Fiona does more of the cooking. I do the laundry. If I don’t do it every day, we’re buried.

After school, there’s Girl Scouts, Boy Scouts, Cub Scouts, sports, play dates. Since I’m bringing them in the morning, Fiona will typically get them to wherever they need to be. But sometimes she runs into traffic or has a meeting. Then I have to drop everything and go. That’s where the real chaos comes in — all the driving, coordinating schedules, getting people where they need to be.

A lot of career choices I’ve made are because I wanted to be an involved parent. I started out as an associate with a respected law firm, expected to be on call 24 hours a day. I tried to find ‘work-life balance’ in that culture and it just doesn’t exist. So I left and looked for employment that would be engaging and challenging, but not so high pressure that I couldn’t have time for my children. I’ve been a coach for soccer, football, baseball. I’ve been a Scout leader. We’ve traveled with our children. I’m very engaged with them, what they’re doing, who they’re becoming.

Sometimes I have guilt that I’m not providing for my family as well as I could have or as well as other men do. There are moments of anxiety and tension because of money.

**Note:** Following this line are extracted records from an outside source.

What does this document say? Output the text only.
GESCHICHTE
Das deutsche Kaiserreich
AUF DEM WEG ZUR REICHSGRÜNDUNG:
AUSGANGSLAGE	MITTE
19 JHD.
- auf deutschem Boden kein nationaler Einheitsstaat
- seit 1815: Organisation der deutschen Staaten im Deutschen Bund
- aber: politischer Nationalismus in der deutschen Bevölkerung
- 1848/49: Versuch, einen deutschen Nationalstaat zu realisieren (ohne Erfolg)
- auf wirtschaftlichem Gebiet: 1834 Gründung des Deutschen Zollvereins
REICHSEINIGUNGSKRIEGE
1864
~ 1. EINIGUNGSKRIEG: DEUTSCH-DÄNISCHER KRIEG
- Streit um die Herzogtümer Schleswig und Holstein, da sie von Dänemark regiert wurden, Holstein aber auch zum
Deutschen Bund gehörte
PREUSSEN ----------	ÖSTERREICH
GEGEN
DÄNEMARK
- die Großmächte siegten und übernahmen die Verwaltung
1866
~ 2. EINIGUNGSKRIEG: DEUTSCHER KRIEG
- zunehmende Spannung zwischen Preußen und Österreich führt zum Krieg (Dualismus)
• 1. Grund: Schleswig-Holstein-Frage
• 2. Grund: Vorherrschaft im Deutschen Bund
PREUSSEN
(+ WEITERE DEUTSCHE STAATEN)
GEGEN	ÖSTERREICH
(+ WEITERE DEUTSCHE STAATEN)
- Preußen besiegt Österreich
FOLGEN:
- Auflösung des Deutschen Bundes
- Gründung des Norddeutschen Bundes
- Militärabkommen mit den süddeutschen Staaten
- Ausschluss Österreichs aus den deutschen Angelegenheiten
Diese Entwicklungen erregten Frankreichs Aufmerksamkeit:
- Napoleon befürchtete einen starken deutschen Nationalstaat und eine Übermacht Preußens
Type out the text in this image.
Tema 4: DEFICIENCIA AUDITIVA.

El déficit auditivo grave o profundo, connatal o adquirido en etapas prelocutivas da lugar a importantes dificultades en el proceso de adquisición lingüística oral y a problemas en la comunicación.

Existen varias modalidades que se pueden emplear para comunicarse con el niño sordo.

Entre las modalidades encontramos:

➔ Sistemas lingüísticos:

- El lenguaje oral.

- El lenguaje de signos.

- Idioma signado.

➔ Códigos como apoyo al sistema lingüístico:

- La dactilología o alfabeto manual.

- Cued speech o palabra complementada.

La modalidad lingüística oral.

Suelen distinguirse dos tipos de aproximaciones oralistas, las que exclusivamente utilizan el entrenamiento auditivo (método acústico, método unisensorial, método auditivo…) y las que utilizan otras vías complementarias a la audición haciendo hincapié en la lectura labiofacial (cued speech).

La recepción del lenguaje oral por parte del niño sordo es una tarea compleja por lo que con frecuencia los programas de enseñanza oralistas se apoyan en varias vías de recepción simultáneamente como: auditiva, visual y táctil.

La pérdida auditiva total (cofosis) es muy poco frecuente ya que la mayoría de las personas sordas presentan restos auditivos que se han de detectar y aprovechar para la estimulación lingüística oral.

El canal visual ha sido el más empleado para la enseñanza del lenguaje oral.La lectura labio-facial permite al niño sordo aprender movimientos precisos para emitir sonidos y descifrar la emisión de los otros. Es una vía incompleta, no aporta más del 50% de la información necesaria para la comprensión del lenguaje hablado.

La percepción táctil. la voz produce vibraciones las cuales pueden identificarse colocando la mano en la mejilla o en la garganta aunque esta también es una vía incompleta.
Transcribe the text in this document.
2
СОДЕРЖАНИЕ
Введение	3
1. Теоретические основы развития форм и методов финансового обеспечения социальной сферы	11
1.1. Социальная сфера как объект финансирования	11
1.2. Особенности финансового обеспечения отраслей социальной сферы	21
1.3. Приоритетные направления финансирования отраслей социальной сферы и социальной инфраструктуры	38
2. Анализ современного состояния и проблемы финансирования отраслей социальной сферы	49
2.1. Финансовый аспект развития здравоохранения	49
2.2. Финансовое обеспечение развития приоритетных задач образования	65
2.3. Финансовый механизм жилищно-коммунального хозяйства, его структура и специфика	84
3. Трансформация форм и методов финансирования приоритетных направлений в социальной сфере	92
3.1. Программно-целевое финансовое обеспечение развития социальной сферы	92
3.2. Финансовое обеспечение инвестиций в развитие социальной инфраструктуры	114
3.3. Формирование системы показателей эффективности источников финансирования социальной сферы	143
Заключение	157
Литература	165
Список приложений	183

But there are very few things in this world that can give you the joy you get from parenting. There are the big, profound moments. Then there are times like last night, when I came home from work. My daughter said, ‘Guess what my homework is? I have to give someone in my family a hug.’ And I gave her a hug. In that mundane moment, standing in the kitchen, I experienced that joy.